2. STAGNANT POPULATION MARKETS (Europe and Japan)

The 12 markets that fall in this category represent a cautionary tale for China going forward. In 1967, these markets accounted for 58% of world crude steel consumption (0.29Bt). In 2015, they accounted for only 17% (0.28Bt). Total crude steel consumption from these markets fell 0.1% annually since 1967 as compared to annualized population growth of 0.6% in the same time period. In 1967, per capita steel consumption in these markets was 0.30t. 48 years later, it was down to 0.22t. If we strip out the former Soviet Union from these results, the figures improve marginally. Steel consumption grew 0.3% annually since 1967 compared to annualized population growth of 0.4%. Per capita steel consumption fell from 0.40t in 1967 to 0.39t in 2015.

3. MATURING POPULATION MARKETS (U.S., South Korea, Taiwan, Canada, Australia/New Zealand, Argentina)

The 6 affluent markets that fall in this category are largely dominated by the U.S., whose heavy manufacturing industry footprint has significantly diminished over time. In 1967, these markets accounted for 29% of world crude steel consumption (0.15Bt). In 2015, they accounted for only 13% (0.22Bt). Total crude steel consumption from these markets grew only 0.8% annually since 1967 as compared to annualized population growth of 1.1% in the same time period. In 1967, per capita steel consumption in these markets was 0.48t. 48 years later, it was down to 0.43t. If we strip out the U.S. from these results, the figures improve markedly. Steel consumption grew 3.7% annually since 1967 compared to annualized population growth of 1.2%. Per capita steel consumption grew from 0.18t in 1967 to 0.59t in 2015.

4. EMERGING POPULATION MARKETS (South Asia, Southeast Asia, Middle East, Brazil, Colombia, South Africa)

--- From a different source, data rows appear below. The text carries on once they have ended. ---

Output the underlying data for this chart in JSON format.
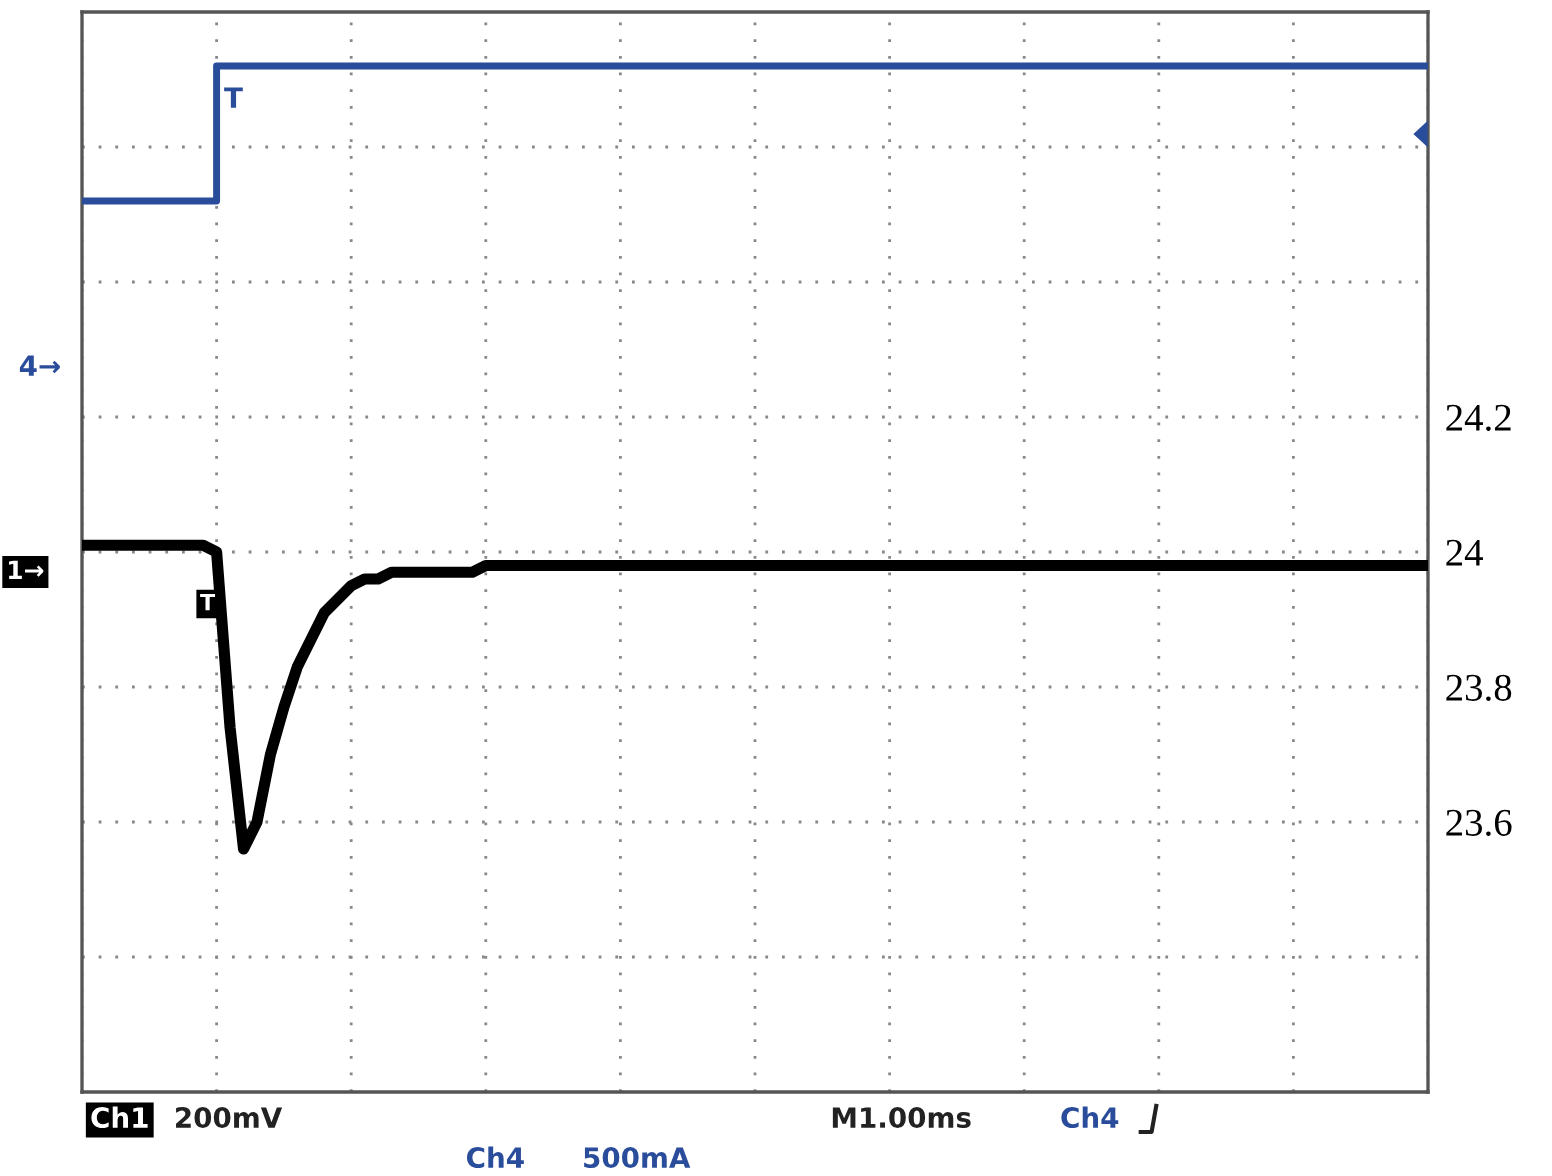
{
  "chart_data": {
    "type": "line",
    "categories": [
      null,
      null,
      null,
      null,
      null,
      null,
      null,
      null,
      null,
      null,
      null,
      null,
      null,
      null,
      null,
      null,
      null,
      null,
      null,
      null,
      null,
      null,
      null,
      null,
      null,
      null,
      null,
      null,
      null,
      null,
      null,
      null,
      null,
      null,
      null,
      null,
      null,
      null,
      null,
      null,
      null,
      null,
      null,
      null,
      null,
      null,
      null,
      null,
      null,
      null,
      null,
      null,
      null,
      null,
      null,
      null,
      null,
      null,
      null,
      null,
      null,
      null,
      null,
      null,
      null,
      null,
      null,
      null,
      null,
      null,
      null,
      null,
      null,
      null,
      null,
      null,
      null,
      null,
      null,
      null,
      null,
      null,
      null,
      null,
      null,
      null,
      null,
      null,
      null,
      null,
      null,
      null,
      null,
      null,
      null,
      null,
      null,
      null,
      null,
      null,
      null
    ],
    "series": [
      {
        "type": "step",
        "color": "#2a4d9b",
        "values": [
          24.52,
          24.52,
          24.52,
          24.52,
          24.52,
          24.52,
          24.52,
          24.52,
          24.52,
          24.52,
          24.72,
          24.72,
          24.72,
          24.72,
          24.72,
          24.72,
          24.72,
          24.72,
          24.72,
          24.72,
          24.72,
          24.72,
          24.72,
          24.72,
          24.72,
          24.72,
          24.72,
          24.72,
          24.72,
          24.72,
          24.72,
          24.72,
          24.72,
          24.72,
          24.72,
          24.72,
          24.72,
          24.72,
          24.72,
          24.72,
          24.72,
          24.72,
          24.72,
          24.72,
          24.72,
          24.72,
          24.72,
          24.72,
          24.72,
          24.72,
          24.72,
          24.72,
          24.72,
          24.72,
          24.72,
          24.72,
          24.72,
          24.72,
          24.72,
          24.72,
          24.72,
          24.72,
          24.72,
          24.72,
          24.72,
          24.72,
          24.72,
          24.72,
          24.72,
          24.72,
          24.72,
          24.72,
          24.72,
          24.72,
          24.72,
          24.72,
          24.72,
          24.72,
          24.72,
          24.72,
          24.72,
          24.72,
          24.72,
          24.72,
          24.72,
          24.72,
          24.72,
          24.72,
          24.72,
          24.72,
          24.72,
          24.72,
          24.72,
          24.72,
          24.72,
          24.72,
          24.72,
          24.72,
          24.72,
          24.72,
          24.72
        ]
      },
      {
        "color": "#000000",
        "values": [
          24.01,
          24.01,
          24.01,
          24.01,
          24.01,
          24.01,
          24.01,
          24.01,
          24.01,
          24.01,
          24.0,
          23.74,
          23.56,
          23.6,
          23.7,
          23.77,
          23.83,
          23.87,
          23.91,
          23.93,
          23.95,
          23.96,
          23.96,
          23.97,
          23.97,
          23.97,
          23.97,
          23.97,
          23.97,
          23.97,
          23.98,
          23.98,
          23.98,
          23.98,
          23.98,
          23.98,
          23.98,
          23.98,
          23.98,
          23.98,
          23.98,
          23.98,
          23.98,
          23.98,
          23.98,
          23.98,
          23.98,
          23.98,
          23.98,
          23.98,
          23.98,
          23.98,
          23.98,
          23.98,
          23.98,
          23.98,
          23.98,
          23.98,
          23.98,
          23.98,
          23.98,
          23.98,
          23.98,
          23.98,
          23.98,
          23.98,
          23.98,
          23.98,
          23.98,
          23.98,
          23.98,
          23.98,
          23.98,
          23.98,
          23.98,
          23.98,
          23.98,
          23.98,
          23.98,
          23.98,
          23.98,
          23.98,
          23.98,
          23.98,
          23.98,
          23.98,
          23.98,
          23.98,
          23.98,
          23.98,
          23.98,
          23.98,
          23.98,
          23.98,
          23.98,
          23.98,
          23.98,
          23.98,
          23.98,
          23.98,
          23.98
        ]
      }
    ],
    "ylim": [
      23.2,
      24.8
    ],
    "yticks": [
      {
        "value": 24.6,
        "label": null
      },
      {
        "value": 24.4,
        "label": null
      },
      24.2,
      24,
      23.8,
      23.6,
      {
        "value": 23.4,
        "label": null
      }
    ],
    "tick_labels": "y",
    "grid": true,
    "annotations": [
      "4→",
      "1→",
      "T",
      "T",
      "Ch1",
      "200mV",
      "M1.00ms",
      "Ch4",
      "Ch4",
      "500mA"
    ]
  }
}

The 18 largely underpenetrated markets that fall in this category represent the growth in steel consumption going forward. MMC may benefit here if, in the face of slowing domestic demand, China's steel industry increases exports to many of these end markets. In 1967, these 18 markets accounted for merely 5% of world crude steel consumption (0.02Bt). In 2015, they accounted for 21% (0.34Bt). Total crude steel consumption from these markets grew 5.7% annually since 1967 as compared to annualized population growth of 1.7% in the same time period. In 1967, per capita steel consumption in these markets was 0.01t. 48 years later, it was up to 0.08t. Obviously, there remains quite a runway for many of these markets -- notably India -- to consistently grow their steel consumption going forward.